The people I write about in "Our Lives" meet death in a variety of ways.
Most of the time it’s natural causes, and usually at a very old age. Others, sadly, are much younger.
Occasionally, it’s someone who died in an accident, or, much rarer, a violent act, the victim in a robbery gone bad, for example.
But never has it been like it was for Christopher Lane last week in Duncan — because somebody reportedly got bored and decided, just for kicks, to kill someone.
Like many, I'm still struggling with what to make of it.
While my family was in Gulf Shores, Ala., recently, I had the honor of baptizing my oldest daughter, Aubrey.
We did it right there, wading out into the roiling sea off the white sand beach.
For several months leading up, she had been talking about it with her mother, and she had decided the time had come.
As I told Aubrey, this was her chance to “choose God back.” He had chosen her, in a sense, already; knew her before she was ever born, before anyone else did, who she was and who she would become, each red hair and every freckle.
All that remained now was for her, when she was ready, to reciprocate, repeat the choosing — claim Him as her God and Christ as her Saviour.
She said she was ready. So, with my arm around her, hand clasped over her nose and mouth, it was under and back up.
It was one of those moments that parents of faith look forward to. And we never forget them.
Even so, I wish I had other assurances to give her. I can tell her to walk in faith, that her future is now set — and truly, I believe that it is.
But the details — yes, the details, all those endless what-could-happens — between now and eternity, those I cannot guarantee.
It makes me angry, having to send her, and my other daughter, out every day into a world where kids are killing other kids.

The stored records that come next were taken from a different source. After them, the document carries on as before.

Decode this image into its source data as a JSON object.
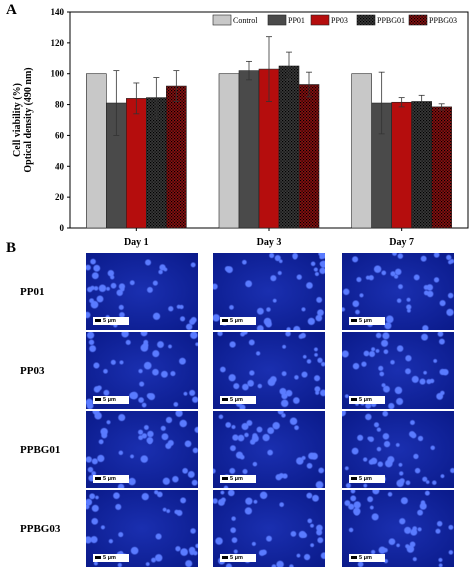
{
  "panel_labels": {
    "a": "A",
    "b": "B"
  },
  "chart_data": {
    "type": "bar",
    "categories": [
      "Day 1",
      "Day 3",
      "Day 7"
    ],
    "ylabel_lines": [
      "Cell viability (%)",
      "Optical density (490 nm)"
    ],
    "ylim": [
      0,
      140
    ],
    "yticks": [
      0,
      20,
      40,
      60,
      80,
      100,
      120,
      140
    ],
    "legend_position": "top-right",
    "series": [
      {
        "name": "Control",
        "color": "#c8c8c8",
        "pattern": "solid",
        "values": [
          100,
          100,
          100
        ],
        "errors": [
          0,
          0,
          0
        ]
      },
      {
        "name": "PP01",
        "color": "#4a4a4a",
        "pattern": "solid",
        "values": [
          81,
          102,
          81
        ],
        "errors": [
          21,
          6,
          20
        ]
      },
      {
        "name": "PP03",
        "color": "#b50d0d",
        "pattern": "solid",
        "values": [
          84,
          103,
          81.5
        ],
        "errors": [
          10,
          21,
          3
        ]
      },
      {
        "name": "PPBG01",
        "color": "#3a3a3a",
        "pattern": "dots",
        "values": [
          84.5,
          105,
          82
        ],
        "errors": [
          13,
          9,
          4
        ]
      },
      {
        "name": "PPBG03",
        "color": "#8a1010",
        "pattern": "dots",
        "values": [
          92,
          93,
          78.5
        ],
        "errors": [
          10,
          8,
          2
        ]
      }
    ]
  },
  "microscopy": {
    "rows": [
      "PP01",
      "PP03",
      "PPBG01",
      "PPBG03"
    ],
    "scale_label": "5 μm",
    "image_color": "#0a1a8a"
  }
}
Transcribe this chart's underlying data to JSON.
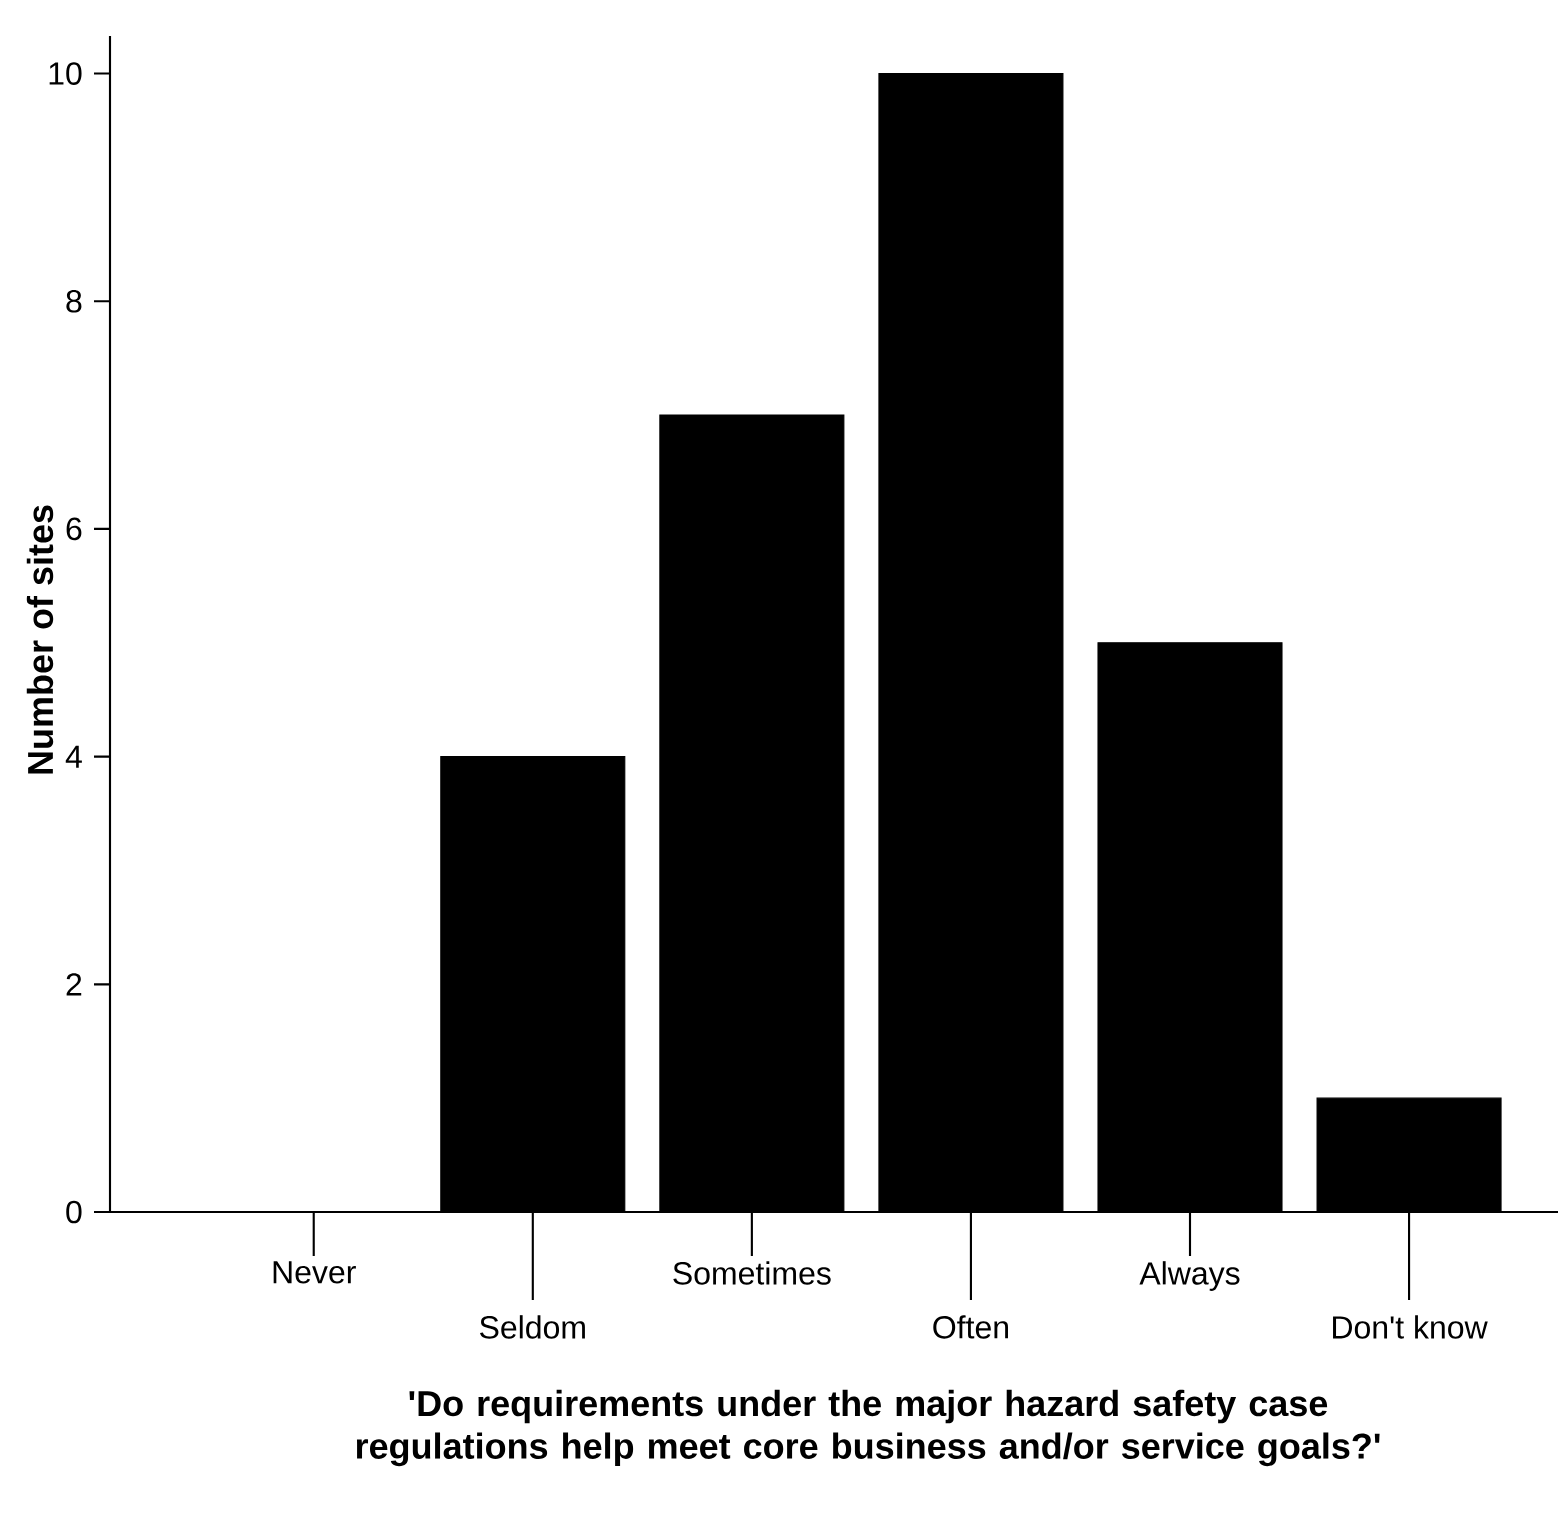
{
  "chart_data": {
    "type": "bar",
    "xlabel": "'Do requirements under the major hazard safety case regulations help meet core business and/or service goals?'",
    "ylabel": "Number of sites",
    "categories": [
      "Never",
      "Seldom",
      "Sometimes",
      "Often",
      "Always",
      "Don't know"
    ],
    "values": [
      0,
      4,
      7,
      10,
      5,
      1
    ],
    "color": "#000000",
    "ylim": [
      0,
      10.33
    ],
    "yticks": [
      0,
      2,
      4,
      6,
      8,
      10
    ]
  }
}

Taking lives because they’ve allegedly got nothing better to do.
Because of this constant, insatiable need to be entertained.
And I know that that’s not all that was going on in Duncan; there’s much more to it, something wrong, deeply wrong in the heart of anyone young or old who could do something like this, whatever the motive.
Still, I have to worry about a world where it seems that, more than ever, to be bored — to have no visible means of distraction at hand,
in hand even, a phone, an electronic device, anything that amuses, stimulates — is the worst thing you can ever be.
I hear it from my own girls far too often: “Daddy, I’m bored.”
Even as they are surrounded by said devices.
Understand, I’m not claiming to have any answers here. I’m still processing.
Back to Duncan for a moment, and then I’m done.
I keep hearing the word “senseless” applied to this crime.
I’m not sure that’s good enough.
Whether the alleged killers thought it all through or not, what happened was probably the logical conclusion to a set of premises reflective of how they view themselves and the world.
In other words, if we knew everything, it would probably make perfect sense.
But I’m still processing that too. I’ll get back to you on it.
The fact is, at the end of the day, the only real answer to it all, or so I believe, lies in what happened there with us on that beach in Alabama.
Still, though, I am a parent. Which means I can’t help myself.
Worrying about what kind of world I’m one day going to hand off to my children has become one of my chief preoccupations.